I stop in a bathroom before heading to his room and look myself over. I’m wearing gray leggings and a long, loose t-shirt with an equal length cardigan. I tried to make it look like I wasn’t dressing to impress him, but I also didn’t want to look like a slob. I spend a few minutes second guessing my success before heading to his room.
I find him propped up, looking out the window with that distant, pained expression I’ve seen on his face a few times before. I still can’t believe he blames himself for what happened with the woman before me. I did feel a little uneasy hearing how he explained his relationship with her because, well, it sounds a lot like me. I guess I was just being naïve for not considering how many time
s he has probably gone through more or less this exact same routine before. After all, he’s in his mid-thirties and looks like a movie star. Of course he has been with tons of women.
It’s just harder to swallow that reality when he tells me I’m special and calls me things like princess. It makes me start to think I really am special to him and unique. I can live with being just the latest woman in his long list of conquests, though. The part I have trouble coping with is how it sounded like it was easy for him to cut things off with Karen. He didn’t say why he ended it. He just said he broke things off early.

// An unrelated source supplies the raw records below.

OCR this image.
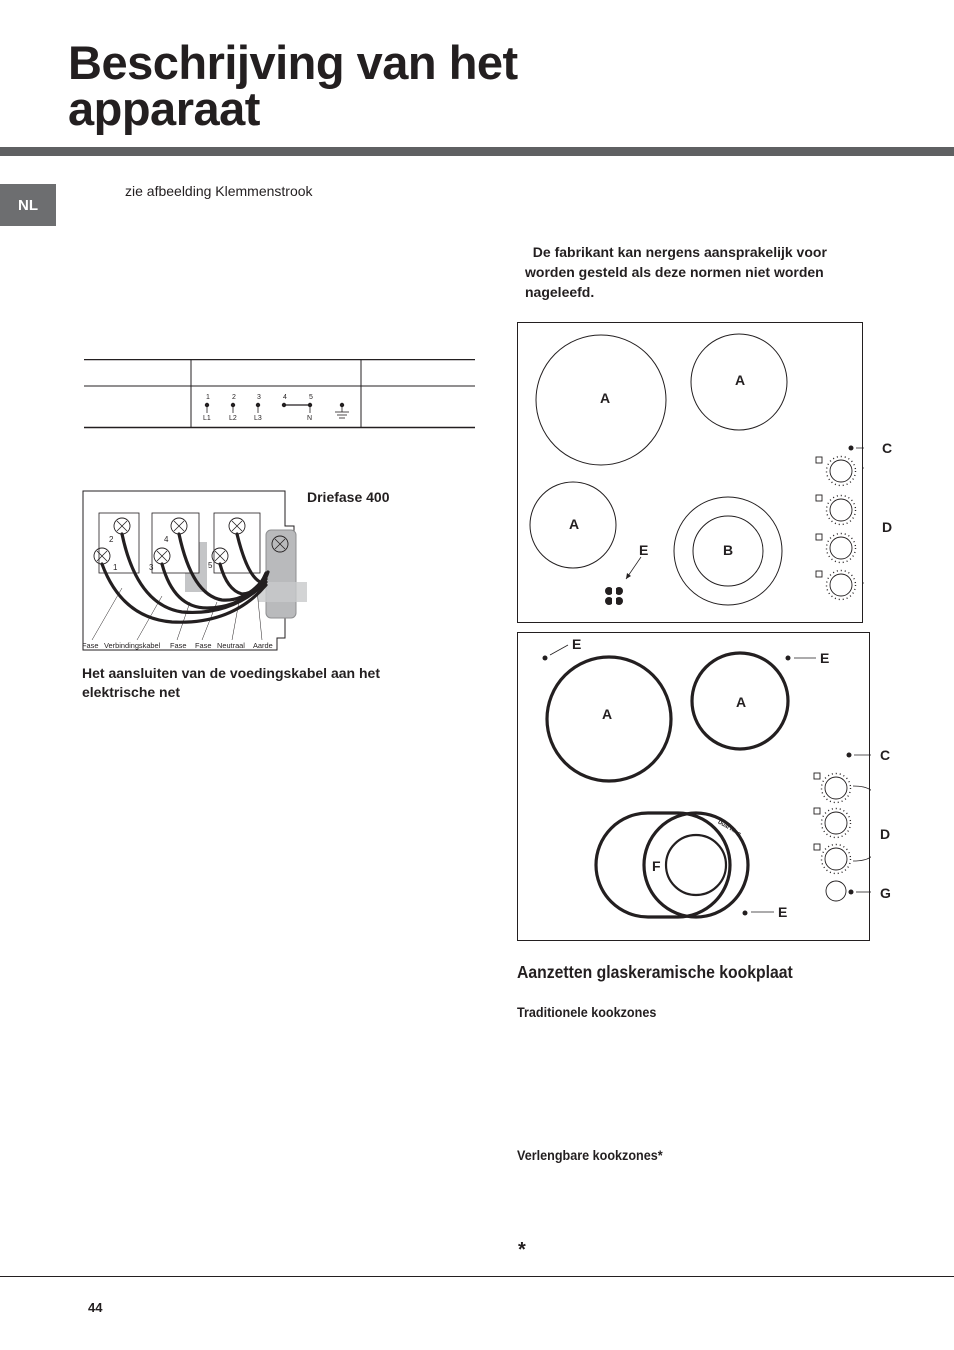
Beschrijving van het
apparaat
NL
zie afbeelding Klemmenstrook
De fabrikant kan nergens aansprakelijk voor
worden gesteld als deze normen niet worden
nageleefd.
1	2	3	4	5
L1	L2 L3	N
Driefase 400
2	4
1	3	5
Fase Verbindingskabel Fase Fase Neutraal Aarde
Het aansluiten van de voedingskabel aan het
elektrische net
A
A
A
B
E
C
D
Dual Ring
A
A
F
E
E
E
C
D
G
Aanzetten glaskeramische kookplaat
Traditionele kookzones
Verlengbare kookzones*
*
44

I can’t even imagine how terrible I would feel if I put myself out there by signing his crazy contract, entering into the BDSM scene with him only to be cut loose. I can’t think about that. It’s selfish and pointless. I know I feel something between us. And every time I see the pain in his eyes it draws me closer, making me want to soothe it away.

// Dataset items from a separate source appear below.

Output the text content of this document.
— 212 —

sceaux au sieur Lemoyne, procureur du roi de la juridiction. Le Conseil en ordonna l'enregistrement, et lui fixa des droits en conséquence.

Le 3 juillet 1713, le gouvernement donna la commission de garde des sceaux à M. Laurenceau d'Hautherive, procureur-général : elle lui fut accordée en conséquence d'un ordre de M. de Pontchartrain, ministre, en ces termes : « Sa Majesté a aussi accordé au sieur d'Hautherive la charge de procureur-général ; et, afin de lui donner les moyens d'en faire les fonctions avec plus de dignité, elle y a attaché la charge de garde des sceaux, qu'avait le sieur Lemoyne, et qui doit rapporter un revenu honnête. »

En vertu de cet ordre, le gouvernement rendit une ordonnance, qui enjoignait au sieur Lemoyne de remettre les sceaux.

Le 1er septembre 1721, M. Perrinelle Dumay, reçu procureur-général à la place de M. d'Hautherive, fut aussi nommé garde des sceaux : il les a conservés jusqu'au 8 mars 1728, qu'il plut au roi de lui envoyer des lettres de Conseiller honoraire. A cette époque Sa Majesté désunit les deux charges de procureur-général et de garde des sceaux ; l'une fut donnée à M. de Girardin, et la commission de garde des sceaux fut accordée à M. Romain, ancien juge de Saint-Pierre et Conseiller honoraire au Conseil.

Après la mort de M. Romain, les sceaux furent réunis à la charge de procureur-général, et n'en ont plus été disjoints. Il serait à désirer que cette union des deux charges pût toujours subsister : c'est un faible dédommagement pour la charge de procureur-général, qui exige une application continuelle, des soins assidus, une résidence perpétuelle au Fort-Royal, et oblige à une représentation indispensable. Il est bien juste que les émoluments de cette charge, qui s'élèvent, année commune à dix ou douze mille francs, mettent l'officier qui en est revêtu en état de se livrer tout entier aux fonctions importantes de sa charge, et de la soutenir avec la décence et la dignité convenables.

Despite all my good intentions, there’s still the distant hope that being with Jackson will break me from the writing paralysis. I already got a taste of it when he came to my dorm and I was able to turn it into part of my story. The writer in me is so hungry for more that I can’t quite tell where that part ends and where the rest begins. I briefly consider coming clean and telling him about it all, but he already has so much on his plate, and I’m also terrified he will cut me loose like Karen if he knows the full truth.
“Are you feeling any stronger today?” I ask.
He turns his head toward me. His dark and gorgeous features are even more stunning with the sunlight streaming from the window across his face. Even battered from the accident, his body is still a statement of power. Broad shoulders, chiseled arms, and lean, muscular legs. He’s stronger than any man I’ve ever seen, and not just physically. I remember the way his voice had the power of a whip to compel me. His command was iron. It was steel. Unbreakable and unapologetic. And obeying him gave me a thrill I don’t fully understand. All I know is I want more.